The immigrant parents wrote that they are concerned about their children who have been placed with other families and say that so far, they have only spoken with their children one time since being separated.
“Many of us have only spoken with our children once when we have the opportunity to speak with them (which is very difficult because the social worker never answers.) The children cry, they don’t recognize our voices and they feel abandoned and unloved.”
“This makes us feel dead in life,” they added.
Critics argue that under the current administration, it is becoming more difficult for immigrants to attain the status of asylum seeker.
“But asylum standards are becoming more restrictive. In June, Sessions reversed a grant of asylum for a Salvadoran woman fleeing domestic violence, single-handedly undoing two decades of progress for gender-based asylum claims,” wrote Lindsay M. Harris, vice chair of the American Immigration Lawyers Association’s National Asylum and Refugee Committee.

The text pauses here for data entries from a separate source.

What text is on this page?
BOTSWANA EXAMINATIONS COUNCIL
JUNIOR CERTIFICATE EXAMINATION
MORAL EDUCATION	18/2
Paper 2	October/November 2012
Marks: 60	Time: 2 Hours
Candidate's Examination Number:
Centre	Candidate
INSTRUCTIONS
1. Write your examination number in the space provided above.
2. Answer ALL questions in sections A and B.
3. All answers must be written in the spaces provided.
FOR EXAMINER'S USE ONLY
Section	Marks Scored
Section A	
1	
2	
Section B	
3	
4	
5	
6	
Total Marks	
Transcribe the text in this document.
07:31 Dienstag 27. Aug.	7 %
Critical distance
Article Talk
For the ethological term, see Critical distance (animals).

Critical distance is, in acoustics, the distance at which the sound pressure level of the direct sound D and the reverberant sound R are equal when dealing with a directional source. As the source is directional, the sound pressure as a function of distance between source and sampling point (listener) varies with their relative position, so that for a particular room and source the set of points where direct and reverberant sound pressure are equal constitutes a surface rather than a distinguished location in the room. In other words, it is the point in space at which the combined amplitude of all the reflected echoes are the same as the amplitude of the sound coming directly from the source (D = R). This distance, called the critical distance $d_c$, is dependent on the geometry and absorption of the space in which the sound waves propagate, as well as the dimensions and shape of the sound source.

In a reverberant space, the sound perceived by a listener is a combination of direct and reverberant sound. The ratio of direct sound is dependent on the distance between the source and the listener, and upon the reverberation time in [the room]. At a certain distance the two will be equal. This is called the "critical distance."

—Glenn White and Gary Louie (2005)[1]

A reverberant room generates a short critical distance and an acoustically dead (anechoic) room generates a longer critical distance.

“He also changed the standard for asylum to require not only that the government in a migrant’s home country is unwilling or unable to protect the asylum seeker from harm, but also that the government is actively condoning persecution by non-state actors — a higher bar for applicants to meet.”
In addition to an interview with government officials to establish a credible-fear, Harris said that this is only the beginning of a long process for asylum seekers.
“Next, they must present their case before an immigration judge and face an experienced prosecutor on the other side. An asylum seeker will probably wait several years for that day in court, given the backlog of more than 700,000 cases pending before the approximately 350 immigration judges.”
The July 15 letter concludes with another plea for help from the American people.
“We feel like there is no way out of this nightmare because the asylum officials and the judges are against us. Please help us and bring justice to Texas!”